EXPLORE THIS STORY
'YOU'RE F***ING CRAZY': TRUMP EXPLODES AT NETANYAHU AS IRAN SUSPENDS NUCLEAR TALKS
AI-generated content — Analyses are produced by artificial intelligence from press articles. They may contain errors or biases. Learn more
Israel splits between an opposition crying 'doormat' and a government brushing it off as a communications dispute
Dominant angle identified — does not reflect unanimity of this country’s media
Israel woke up Tuesday June 2 to two versions of the same phone call. The opposition press — Haaretz first — runs the raw quotes reported by Axios: Trump allegedly yelling 'What the f*** are you doing?', accusing Netanyahu of ingratitude ('you'd be in prison if it weren't for me') and declaring that 'everybody hates Israel because of this.' Avigdor Liberman, former defense minister and now leader of Yisrael Beiteinu, calls the prime minister a 'complete doormat' for caving to Washington. Former PM Ehud Barak goes further on 103FM: 'This government is misleading the public, Netanyahu is just counting bodies.' He accuses the coalition of dragging Israel into 'the gravest diplomatic and security situation in the country's history.' The coalition response is immediate: the Jerusalem Post quotes an unnamed Israeli source 'familiar with the details' denying any insults — Trump and Netanyahu, it says, disagreed over 'public messaging,' not personal honor. Arutz Sheva headlines a 'Thank you Bibi!' that Trump supposedly posted hours later. The contrast tracks what Haaretz frames in a Tuesday-morning column as personal dependency: the war in Lebanon, the paper argues, is now shaped less by IDF calculations than by Trump's moods.
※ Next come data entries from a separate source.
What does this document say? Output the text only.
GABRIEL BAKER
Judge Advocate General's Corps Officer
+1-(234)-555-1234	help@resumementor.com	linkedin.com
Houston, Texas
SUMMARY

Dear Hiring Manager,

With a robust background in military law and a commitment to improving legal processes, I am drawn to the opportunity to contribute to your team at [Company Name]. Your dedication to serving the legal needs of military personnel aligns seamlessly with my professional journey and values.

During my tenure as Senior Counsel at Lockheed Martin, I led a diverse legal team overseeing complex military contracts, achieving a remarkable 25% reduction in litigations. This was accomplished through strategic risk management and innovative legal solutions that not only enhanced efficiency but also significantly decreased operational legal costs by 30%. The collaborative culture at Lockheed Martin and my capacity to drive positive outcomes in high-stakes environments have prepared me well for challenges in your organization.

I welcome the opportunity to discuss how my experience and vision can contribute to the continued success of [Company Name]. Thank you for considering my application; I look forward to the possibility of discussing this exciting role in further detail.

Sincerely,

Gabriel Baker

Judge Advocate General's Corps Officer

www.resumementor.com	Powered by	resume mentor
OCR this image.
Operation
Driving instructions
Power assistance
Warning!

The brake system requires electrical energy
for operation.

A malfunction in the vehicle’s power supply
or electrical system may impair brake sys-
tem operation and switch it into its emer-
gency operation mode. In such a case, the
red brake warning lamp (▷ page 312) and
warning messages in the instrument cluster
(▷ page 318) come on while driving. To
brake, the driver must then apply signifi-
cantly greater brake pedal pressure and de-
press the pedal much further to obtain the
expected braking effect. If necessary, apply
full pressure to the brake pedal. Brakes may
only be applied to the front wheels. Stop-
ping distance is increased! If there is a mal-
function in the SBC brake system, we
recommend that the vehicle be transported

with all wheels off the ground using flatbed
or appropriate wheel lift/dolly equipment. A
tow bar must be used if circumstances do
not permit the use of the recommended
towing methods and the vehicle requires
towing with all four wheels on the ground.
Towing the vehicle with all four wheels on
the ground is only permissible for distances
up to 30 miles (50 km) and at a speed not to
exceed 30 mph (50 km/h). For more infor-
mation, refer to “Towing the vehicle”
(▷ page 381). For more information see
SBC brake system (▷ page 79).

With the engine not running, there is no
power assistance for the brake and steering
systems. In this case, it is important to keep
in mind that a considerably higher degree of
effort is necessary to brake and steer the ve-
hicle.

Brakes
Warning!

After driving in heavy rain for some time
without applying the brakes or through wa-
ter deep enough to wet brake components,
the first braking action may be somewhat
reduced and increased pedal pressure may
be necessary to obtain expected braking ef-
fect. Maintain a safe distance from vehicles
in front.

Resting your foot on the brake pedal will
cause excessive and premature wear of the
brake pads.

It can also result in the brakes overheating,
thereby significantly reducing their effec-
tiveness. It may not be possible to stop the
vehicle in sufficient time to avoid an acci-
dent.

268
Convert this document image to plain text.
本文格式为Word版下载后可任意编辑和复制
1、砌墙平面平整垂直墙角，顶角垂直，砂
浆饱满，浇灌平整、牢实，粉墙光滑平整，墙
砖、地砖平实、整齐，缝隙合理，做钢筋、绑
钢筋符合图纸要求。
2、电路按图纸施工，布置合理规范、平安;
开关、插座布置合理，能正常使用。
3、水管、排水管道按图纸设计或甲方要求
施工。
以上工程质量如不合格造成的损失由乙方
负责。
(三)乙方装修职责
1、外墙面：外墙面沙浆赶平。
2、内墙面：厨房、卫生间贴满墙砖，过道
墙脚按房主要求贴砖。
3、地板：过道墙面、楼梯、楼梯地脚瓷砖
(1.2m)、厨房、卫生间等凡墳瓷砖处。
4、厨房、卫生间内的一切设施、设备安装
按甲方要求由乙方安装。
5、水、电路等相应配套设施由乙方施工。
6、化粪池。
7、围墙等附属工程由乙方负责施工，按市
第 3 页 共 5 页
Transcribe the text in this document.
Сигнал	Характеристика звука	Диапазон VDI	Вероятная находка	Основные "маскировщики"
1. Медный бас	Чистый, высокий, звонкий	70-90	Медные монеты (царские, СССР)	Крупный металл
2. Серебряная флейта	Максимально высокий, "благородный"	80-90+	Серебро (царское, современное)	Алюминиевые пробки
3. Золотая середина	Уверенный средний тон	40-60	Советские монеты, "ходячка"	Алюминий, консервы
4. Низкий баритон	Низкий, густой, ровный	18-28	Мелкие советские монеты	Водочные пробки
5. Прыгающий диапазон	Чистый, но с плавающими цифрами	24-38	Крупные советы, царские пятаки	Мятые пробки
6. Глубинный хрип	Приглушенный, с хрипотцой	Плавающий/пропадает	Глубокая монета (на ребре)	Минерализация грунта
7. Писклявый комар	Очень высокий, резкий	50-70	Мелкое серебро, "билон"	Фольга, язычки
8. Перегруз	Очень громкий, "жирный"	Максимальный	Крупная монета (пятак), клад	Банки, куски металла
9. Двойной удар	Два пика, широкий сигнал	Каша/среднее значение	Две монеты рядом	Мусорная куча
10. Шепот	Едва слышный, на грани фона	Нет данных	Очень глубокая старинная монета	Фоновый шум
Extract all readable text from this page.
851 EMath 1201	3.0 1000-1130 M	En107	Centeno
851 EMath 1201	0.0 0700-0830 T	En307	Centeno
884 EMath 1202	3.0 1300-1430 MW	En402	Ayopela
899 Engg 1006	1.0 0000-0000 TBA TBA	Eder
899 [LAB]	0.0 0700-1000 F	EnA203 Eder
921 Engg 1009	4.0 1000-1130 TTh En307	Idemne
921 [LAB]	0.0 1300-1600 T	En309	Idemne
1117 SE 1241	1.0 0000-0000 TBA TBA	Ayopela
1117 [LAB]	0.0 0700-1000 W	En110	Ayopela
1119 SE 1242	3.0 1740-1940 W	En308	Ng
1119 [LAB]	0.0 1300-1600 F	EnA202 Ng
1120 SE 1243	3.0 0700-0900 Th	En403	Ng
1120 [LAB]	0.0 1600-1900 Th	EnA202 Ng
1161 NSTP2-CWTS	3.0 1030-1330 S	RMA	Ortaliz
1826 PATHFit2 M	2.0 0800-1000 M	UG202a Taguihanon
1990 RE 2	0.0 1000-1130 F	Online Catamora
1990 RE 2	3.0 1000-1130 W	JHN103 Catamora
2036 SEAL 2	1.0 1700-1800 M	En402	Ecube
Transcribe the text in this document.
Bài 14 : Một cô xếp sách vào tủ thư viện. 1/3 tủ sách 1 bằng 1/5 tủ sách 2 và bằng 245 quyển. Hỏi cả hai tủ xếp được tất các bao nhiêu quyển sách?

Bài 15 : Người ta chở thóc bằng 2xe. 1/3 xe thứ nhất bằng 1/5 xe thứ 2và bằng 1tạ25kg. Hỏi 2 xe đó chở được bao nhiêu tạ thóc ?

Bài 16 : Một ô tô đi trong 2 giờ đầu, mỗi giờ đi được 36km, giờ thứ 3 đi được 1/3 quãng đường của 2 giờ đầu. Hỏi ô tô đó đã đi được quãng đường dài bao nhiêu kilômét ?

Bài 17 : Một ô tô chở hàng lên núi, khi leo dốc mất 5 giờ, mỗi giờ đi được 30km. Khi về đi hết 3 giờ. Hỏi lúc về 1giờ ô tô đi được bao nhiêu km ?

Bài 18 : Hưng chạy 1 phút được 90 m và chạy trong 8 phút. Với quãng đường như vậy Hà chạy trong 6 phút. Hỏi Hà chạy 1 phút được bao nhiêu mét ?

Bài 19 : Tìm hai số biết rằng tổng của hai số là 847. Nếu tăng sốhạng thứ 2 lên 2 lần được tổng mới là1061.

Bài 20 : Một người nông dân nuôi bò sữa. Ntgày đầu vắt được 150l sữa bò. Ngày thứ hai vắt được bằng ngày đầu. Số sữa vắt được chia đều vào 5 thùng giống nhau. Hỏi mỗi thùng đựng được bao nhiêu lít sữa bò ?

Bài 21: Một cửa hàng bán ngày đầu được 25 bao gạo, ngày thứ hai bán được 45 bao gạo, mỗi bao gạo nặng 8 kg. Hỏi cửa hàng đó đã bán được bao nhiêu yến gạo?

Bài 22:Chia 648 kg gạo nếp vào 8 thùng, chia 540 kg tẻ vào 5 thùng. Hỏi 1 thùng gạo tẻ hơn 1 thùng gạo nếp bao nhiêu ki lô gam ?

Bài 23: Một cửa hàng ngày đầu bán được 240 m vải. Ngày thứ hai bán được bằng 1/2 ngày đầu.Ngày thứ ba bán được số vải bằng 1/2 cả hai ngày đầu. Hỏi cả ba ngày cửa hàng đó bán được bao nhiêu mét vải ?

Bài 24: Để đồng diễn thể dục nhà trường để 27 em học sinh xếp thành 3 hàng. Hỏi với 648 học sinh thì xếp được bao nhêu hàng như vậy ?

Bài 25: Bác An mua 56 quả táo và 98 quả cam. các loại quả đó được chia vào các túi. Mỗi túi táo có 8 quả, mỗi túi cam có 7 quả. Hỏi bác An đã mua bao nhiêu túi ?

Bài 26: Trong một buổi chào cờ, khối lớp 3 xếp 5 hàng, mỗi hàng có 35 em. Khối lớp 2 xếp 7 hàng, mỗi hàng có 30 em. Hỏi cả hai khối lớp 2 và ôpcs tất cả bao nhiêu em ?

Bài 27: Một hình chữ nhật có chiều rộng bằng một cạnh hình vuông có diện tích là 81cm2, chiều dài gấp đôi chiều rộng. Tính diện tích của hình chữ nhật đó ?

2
In parallel, the Mossad handover — Roman Gofman, Netanyahu's former military secretary, replaces David Barnea — becomes an act of defiance: in front of the cameras Netanyahu declares that Gofman 'will remove Iran's regime from the world.' The Israeli press does not miss the irony of a prime minister proclaiming Tehran's downfall in the morning and agreeing to freeze a Beirut strike by night.
Sharp editorial split between coalition-aligned and opposition press.
The figure of Netanyahu dominates everything — the episode is read as a stress test of his political resilience.
Under-coverage of the actual call content from coalition outlets — denial preferred to confrontation.
Discover how another country covers this same story.